The following code snippet:

#include <iostream>

void does() { std::cout << "do" << std::endl; }
void does(bool b = false) { std::cout << "do(bool)" << std::endl; }

void fwd(void (*func)(bool))
{
    func(false);
}

int main(int, char**)
{
    fwd(&does);
    fwd(does);
    fwd(*does);
}

understandably produces the following error:

test.cpp:15:10: error: overloaded function with no contextual type information

The compiler cannot discern which of the functions I intend to use. What I don't understand is why the code will correctly run when I comment out the line that reads:

fwd(*does)

Why can the compiler suddenly resolve the ambiguousness?

int main(int, char**)
{
    fwd(&does);
    fwd(does);
}

Also, without overloading does the snippet will correctly run with all 3 calls.
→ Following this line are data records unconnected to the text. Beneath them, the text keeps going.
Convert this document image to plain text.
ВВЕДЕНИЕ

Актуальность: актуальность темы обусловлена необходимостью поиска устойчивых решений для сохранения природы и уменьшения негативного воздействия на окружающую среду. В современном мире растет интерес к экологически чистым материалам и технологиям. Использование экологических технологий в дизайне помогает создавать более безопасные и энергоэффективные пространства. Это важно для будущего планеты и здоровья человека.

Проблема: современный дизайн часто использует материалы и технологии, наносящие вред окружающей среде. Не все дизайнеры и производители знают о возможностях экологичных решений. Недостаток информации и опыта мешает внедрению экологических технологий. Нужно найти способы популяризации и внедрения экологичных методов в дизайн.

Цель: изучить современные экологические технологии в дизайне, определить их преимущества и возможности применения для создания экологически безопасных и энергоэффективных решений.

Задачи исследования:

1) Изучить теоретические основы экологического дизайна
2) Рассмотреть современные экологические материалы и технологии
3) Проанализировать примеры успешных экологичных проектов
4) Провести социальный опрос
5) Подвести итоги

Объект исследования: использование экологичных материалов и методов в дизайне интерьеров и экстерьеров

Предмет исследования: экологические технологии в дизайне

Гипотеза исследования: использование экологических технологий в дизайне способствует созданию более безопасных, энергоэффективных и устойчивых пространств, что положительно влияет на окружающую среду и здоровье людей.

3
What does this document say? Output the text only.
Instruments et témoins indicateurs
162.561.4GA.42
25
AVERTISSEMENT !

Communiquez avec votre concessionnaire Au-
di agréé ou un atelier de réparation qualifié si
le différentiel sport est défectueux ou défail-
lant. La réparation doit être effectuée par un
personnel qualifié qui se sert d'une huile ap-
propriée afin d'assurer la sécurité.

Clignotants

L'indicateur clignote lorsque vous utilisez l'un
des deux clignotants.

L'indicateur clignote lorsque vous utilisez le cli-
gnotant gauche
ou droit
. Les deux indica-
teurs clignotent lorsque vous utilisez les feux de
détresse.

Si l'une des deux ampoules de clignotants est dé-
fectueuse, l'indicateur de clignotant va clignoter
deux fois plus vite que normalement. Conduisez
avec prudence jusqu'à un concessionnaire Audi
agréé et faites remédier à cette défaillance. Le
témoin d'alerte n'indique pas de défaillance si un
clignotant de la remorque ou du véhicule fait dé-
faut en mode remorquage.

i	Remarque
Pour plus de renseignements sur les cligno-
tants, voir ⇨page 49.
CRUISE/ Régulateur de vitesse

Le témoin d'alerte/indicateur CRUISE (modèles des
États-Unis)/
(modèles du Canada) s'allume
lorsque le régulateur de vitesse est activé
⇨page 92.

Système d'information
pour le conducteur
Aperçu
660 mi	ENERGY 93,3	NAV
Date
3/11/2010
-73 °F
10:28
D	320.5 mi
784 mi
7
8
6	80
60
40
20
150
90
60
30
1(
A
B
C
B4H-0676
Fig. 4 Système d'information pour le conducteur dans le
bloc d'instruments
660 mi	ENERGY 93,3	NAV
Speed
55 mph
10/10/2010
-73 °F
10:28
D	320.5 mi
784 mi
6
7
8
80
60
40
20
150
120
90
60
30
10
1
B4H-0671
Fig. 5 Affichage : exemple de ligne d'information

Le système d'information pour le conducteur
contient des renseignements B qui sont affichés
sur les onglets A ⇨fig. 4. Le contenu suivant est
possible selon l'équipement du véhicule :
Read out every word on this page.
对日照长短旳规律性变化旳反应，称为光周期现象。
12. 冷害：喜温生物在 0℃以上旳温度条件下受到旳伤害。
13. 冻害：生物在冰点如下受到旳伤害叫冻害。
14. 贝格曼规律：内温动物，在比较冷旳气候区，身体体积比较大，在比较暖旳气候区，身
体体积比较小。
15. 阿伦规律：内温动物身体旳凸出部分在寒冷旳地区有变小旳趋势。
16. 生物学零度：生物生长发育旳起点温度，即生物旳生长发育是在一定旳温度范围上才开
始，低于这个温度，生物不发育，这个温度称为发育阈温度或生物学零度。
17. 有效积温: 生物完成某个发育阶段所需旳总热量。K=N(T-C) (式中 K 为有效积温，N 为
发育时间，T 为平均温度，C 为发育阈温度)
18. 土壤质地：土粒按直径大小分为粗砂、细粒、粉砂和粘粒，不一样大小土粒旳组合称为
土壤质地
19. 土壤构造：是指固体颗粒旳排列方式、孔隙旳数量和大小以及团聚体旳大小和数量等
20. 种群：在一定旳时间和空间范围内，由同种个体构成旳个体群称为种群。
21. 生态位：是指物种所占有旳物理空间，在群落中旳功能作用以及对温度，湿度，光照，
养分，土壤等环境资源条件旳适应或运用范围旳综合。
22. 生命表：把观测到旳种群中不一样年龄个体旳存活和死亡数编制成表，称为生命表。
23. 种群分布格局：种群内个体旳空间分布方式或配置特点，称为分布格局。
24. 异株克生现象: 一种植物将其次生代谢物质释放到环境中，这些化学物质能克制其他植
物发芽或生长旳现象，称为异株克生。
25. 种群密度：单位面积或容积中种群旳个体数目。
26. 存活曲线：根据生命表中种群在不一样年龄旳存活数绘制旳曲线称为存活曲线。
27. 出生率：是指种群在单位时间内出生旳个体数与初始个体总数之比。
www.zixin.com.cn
This snippet runs fine...

#include <iostream>

void does(bool b = false) { std::cout << "do(bool)" << std::endl; }

void fwd(void (*func)(bool))
{
    func(false);
}

int main(int, char**)
{
    fwd(&does);
    fwd(does);
    fwd(*does);
}

I'm compiling this with gcc 4.6.3 on a Linux box.

Thanks for the help!

Answer 1

The answer to your question is in the overload-resolution rules for functions.
Specifically, there is an exception for using & before the function-name (once) not breaking overload-resolution, but none for using *.
Also see that only one of those two functions accept that single argument:

13.4 Address of overloaded function [over.over]

1 A use of an overloaded function name without arguments is resolved in certain contexts to a function, a pointer to function or a pointer to member function for a specific function from the overload set. A function template name is considered to name a set of overloaded functions in such contexts. The function selected is the one whose type is identical to the function type of the target type required in the context. [ Note: That is, the class of which the function is a member is ignored when matching a pointer-to-member-function type. —end note ] The target can be

• an object or reference being initialized (8.5, 8.5.3),
• the left side of an assignment (5.17),
• a parameter of a function (5.2.2),
• a parameter of a user-defined operator (13.5),
• the return value of a function, operator function, or conversion (6.6.3),
• an explicit type conversion (5.2.3, 5.2.9, 5.4), or
• a non-type template-parameter (14.3.2).

The overloaded function name can be preceded by the & operator. An overloaded function name shall not be used without arguments in contexts other than those listed.

Quote is from n3242 (c++11), with bold by me.